We've Got The County Covered

Harlem Library

The library will be closed Monday, July 4th in observance of Independence Day.

New titles are ready for you to check out. “The Fireman” is by Joe Hill. No one is safe. A terrifying new plague is spreading across the country. Dragonscale is a highly contagious spore that tattoos its victims with black and gold-before they burst into flames. And there is to antidote. Nurse Harper Grayson has discovered the gold-flecked marks on her skin. She and her husband, Jakob, had made a pact to take matters into their own hands if they became infected. But now that she is carrying a baby she must live. Jacob blames Harper for infecting him and abandons her. A mysterious stranger wearing a dirty firefighter’s jacket walks between insanity and death. The Fireman afflicted with Dragonscale has learned to control the fire within himself, using it to protect the hunted and avenge the wronged.

A modern retelling of “Pride and Prejudice” is the novel “Eligible” by Curtis Sittenfeld. Liz and her older sister, Jane, both live in New York City. When their father has a health scare they both return to their childhood home in Cincinnati to discover the Tudor they grew up in is crumbling and the family is in disarray. Younger sisters Kitty and Lydia are obsessed with fitness while Mary is nearly a recluse working on her third online masters degree. And Mrs. Bennet just wants to marry off her daughters. The new doctor in town is Chip Bingley, who has just appeared on the TV dating show Eligible. Chip takes an interest in Jane, but Liz finds his friend Fitzwilliam Darcy, much less charming.

Amanda Quick’s latest work is “ ‘Til Death Do Us Part.” Calista Langley runs an “introduction” agency in Victorian London, where lonely ladies and gentlemen may meet. Calista finds herself the object of a dangerously obsessive person who sends her trinkets appropriate for those in mourning. Fearing the police will not take her seriously Calista turns to Trent Hastings, a reclusive author of popular crime novels. As Trent and Calista search through files hoping to identify the tormentor, it appears the danger may be coming from her own secret past.

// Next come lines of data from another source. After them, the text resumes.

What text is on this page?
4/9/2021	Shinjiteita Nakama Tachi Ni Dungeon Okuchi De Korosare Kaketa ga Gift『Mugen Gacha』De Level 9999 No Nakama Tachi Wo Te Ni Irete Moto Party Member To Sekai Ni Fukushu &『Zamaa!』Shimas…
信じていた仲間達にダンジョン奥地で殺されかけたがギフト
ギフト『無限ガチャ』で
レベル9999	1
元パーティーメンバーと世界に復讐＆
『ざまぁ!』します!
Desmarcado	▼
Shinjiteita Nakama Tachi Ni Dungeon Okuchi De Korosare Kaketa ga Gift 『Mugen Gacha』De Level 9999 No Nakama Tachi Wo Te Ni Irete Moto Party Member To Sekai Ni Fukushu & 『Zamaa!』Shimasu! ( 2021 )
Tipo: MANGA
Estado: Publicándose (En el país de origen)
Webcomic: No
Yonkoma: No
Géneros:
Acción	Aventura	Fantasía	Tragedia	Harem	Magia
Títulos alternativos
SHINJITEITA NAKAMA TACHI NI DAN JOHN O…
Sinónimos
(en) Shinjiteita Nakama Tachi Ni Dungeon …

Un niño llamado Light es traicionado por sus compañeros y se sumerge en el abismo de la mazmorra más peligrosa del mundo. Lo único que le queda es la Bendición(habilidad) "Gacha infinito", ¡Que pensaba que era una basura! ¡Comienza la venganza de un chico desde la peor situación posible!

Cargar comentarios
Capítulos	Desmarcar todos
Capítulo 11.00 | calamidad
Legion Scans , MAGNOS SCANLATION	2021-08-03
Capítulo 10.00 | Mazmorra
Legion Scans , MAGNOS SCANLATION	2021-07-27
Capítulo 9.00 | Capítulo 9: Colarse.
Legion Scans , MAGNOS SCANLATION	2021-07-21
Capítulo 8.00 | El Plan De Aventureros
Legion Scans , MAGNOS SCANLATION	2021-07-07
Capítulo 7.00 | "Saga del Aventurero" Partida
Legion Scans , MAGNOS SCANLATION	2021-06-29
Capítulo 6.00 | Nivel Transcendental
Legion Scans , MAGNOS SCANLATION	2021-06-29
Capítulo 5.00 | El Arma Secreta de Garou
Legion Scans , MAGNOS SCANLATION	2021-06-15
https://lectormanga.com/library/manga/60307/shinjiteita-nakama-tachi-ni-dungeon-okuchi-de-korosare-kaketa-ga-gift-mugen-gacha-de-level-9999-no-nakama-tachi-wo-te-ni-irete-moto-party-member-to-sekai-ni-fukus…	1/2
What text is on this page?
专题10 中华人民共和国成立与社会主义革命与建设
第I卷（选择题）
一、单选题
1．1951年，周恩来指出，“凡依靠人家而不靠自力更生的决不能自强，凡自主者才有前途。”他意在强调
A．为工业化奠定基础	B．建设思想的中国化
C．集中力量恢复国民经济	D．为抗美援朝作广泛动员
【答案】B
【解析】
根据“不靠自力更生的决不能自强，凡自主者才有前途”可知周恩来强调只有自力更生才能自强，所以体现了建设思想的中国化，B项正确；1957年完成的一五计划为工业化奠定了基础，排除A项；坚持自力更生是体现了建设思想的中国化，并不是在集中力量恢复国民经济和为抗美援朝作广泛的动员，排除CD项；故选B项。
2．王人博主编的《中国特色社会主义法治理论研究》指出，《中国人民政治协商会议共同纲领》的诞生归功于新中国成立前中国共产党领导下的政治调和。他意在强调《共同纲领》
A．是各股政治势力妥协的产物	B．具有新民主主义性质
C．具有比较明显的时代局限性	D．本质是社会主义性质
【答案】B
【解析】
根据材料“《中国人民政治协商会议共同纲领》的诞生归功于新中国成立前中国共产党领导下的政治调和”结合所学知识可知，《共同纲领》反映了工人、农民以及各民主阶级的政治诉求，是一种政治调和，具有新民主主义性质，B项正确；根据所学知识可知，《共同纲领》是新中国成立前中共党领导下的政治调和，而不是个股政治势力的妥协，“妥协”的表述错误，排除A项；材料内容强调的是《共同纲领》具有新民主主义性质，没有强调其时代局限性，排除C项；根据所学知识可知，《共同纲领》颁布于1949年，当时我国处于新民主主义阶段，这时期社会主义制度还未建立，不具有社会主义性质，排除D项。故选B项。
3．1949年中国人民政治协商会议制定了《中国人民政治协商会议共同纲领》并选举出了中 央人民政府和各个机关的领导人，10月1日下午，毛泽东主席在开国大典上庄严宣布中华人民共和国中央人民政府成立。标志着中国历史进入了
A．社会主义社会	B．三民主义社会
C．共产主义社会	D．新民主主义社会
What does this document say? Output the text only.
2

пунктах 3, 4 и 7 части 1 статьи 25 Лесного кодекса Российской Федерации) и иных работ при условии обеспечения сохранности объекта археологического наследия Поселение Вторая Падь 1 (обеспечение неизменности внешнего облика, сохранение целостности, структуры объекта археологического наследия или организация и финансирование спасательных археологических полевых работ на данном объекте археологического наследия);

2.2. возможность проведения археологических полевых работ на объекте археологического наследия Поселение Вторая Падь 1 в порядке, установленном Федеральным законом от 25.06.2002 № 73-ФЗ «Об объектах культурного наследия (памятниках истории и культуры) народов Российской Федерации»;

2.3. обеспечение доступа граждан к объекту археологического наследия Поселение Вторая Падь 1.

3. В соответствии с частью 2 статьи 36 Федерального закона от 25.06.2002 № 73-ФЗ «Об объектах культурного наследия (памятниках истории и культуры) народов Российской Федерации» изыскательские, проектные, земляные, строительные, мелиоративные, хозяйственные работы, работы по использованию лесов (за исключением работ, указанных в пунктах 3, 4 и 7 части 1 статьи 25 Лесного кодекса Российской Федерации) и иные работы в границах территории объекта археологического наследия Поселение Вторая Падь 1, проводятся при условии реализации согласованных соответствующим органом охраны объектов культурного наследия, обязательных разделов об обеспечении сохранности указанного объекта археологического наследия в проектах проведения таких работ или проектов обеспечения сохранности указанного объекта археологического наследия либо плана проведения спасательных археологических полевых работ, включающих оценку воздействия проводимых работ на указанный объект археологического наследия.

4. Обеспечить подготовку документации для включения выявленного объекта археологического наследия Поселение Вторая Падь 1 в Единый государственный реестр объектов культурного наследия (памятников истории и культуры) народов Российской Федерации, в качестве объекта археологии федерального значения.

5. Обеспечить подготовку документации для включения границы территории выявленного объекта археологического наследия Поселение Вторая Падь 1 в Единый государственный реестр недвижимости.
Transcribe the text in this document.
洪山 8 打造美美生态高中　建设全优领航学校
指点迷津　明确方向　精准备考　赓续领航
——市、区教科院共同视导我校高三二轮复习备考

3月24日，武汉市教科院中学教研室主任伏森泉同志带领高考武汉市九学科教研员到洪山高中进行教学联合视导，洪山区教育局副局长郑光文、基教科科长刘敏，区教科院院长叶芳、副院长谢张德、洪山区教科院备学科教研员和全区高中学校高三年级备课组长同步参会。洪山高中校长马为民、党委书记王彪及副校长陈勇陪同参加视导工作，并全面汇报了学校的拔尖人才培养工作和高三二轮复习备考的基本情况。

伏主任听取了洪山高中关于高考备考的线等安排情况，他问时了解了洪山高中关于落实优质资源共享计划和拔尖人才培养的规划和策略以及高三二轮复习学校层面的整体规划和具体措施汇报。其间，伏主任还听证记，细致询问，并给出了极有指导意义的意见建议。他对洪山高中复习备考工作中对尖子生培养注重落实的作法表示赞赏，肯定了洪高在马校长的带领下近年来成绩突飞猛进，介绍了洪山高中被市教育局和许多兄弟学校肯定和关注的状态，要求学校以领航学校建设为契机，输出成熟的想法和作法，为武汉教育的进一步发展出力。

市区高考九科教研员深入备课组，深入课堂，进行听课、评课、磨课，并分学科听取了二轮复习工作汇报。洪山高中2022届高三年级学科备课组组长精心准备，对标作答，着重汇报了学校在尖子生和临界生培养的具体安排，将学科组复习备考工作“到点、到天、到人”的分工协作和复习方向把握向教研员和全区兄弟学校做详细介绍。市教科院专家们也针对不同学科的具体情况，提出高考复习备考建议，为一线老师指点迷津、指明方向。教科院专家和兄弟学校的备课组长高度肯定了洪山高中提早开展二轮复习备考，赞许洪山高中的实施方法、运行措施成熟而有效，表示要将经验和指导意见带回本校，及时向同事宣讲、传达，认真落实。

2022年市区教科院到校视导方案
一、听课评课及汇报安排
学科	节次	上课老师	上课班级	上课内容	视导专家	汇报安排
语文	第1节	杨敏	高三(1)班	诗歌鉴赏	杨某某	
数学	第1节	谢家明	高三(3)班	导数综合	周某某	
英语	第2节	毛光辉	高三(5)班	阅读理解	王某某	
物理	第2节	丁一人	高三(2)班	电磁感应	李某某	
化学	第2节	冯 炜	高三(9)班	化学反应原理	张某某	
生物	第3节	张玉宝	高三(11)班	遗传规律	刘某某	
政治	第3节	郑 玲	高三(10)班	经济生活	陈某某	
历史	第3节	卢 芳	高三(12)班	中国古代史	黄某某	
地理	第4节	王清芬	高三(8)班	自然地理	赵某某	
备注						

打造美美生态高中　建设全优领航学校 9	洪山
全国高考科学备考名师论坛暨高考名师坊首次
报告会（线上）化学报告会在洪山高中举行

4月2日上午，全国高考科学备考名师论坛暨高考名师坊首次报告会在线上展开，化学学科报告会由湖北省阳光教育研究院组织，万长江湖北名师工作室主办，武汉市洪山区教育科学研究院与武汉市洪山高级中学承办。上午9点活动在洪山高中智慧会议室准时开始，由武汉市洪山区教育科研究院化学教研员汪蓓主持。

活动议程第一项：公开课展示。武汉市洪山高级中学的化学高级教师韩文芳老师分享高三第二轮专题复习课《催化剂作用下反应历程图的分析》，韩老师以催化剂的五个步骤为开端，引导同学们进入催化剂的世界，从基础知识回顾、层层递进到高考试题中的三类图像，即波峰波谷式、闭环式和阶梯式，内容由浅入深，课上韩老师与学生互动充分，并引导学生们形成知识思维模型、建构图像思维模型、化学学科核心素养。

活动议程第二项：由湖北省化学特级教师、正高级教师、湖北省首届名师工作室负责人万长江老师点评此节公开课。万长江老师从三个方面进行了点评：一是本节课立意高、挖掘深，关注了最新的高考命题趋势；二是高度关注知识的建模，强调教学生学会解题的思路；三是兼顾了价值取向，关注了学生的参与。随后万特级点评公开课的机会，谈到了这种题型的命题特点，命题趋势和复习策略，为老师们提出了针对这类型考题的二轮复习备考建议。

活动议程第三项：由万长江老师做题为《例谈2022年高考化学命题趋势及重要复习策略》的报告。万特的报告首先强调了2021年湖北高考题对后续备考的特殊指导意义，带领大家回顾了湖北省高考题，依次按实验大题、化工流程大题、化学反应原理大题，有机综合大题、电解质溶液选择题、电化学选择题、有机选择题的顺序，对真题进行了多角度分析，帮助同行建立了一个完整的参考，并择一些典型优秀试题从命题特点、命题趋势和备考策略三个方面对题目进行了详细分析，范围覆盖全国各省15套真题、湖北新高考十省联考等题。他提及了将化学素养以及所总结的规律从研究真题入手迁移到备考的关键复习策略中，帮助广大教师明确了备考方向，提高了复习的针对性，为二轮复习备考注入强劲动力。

Bestselling author David Baldacci has written “The Last Mile.” Melvin Mars is hours away from his execution for murdering his parents twenty years earlier when another man confesses to the crime. Amos Decker, FBI special task force agent, takes an interest in Mars after he discovers how similar their lives are: both were talented football players whose careers were cut short, both had families brutally murdered, and both had another person confess to a crime in their place. Who wants Mars out of prison? After a member of Decker’s team disappears he knows there is something larger and more sinister going on.

A new western is “Colter’s Journey” by William W. Johnstone. Science fiction readers will want to try “Children of the Dark” by Jonathan Janz.

Two new nonfiction titles include Bill O’Reilly’s “Legends and Lies: The Patriots” and “Worry-Free Living: Trading Anxiety for Peace” by Joyce Meyer.

The regular meeting of the library board of trustees will be June 30, 9 A.M. in the library meeting room.

Lego Club meets Thursday evenings from 6:00-7:00. Summer reading programs continue on Tuesdays at 10 A.M. for the preschoolers and their parents and Thursdays at 1 P.M. for elementary age students.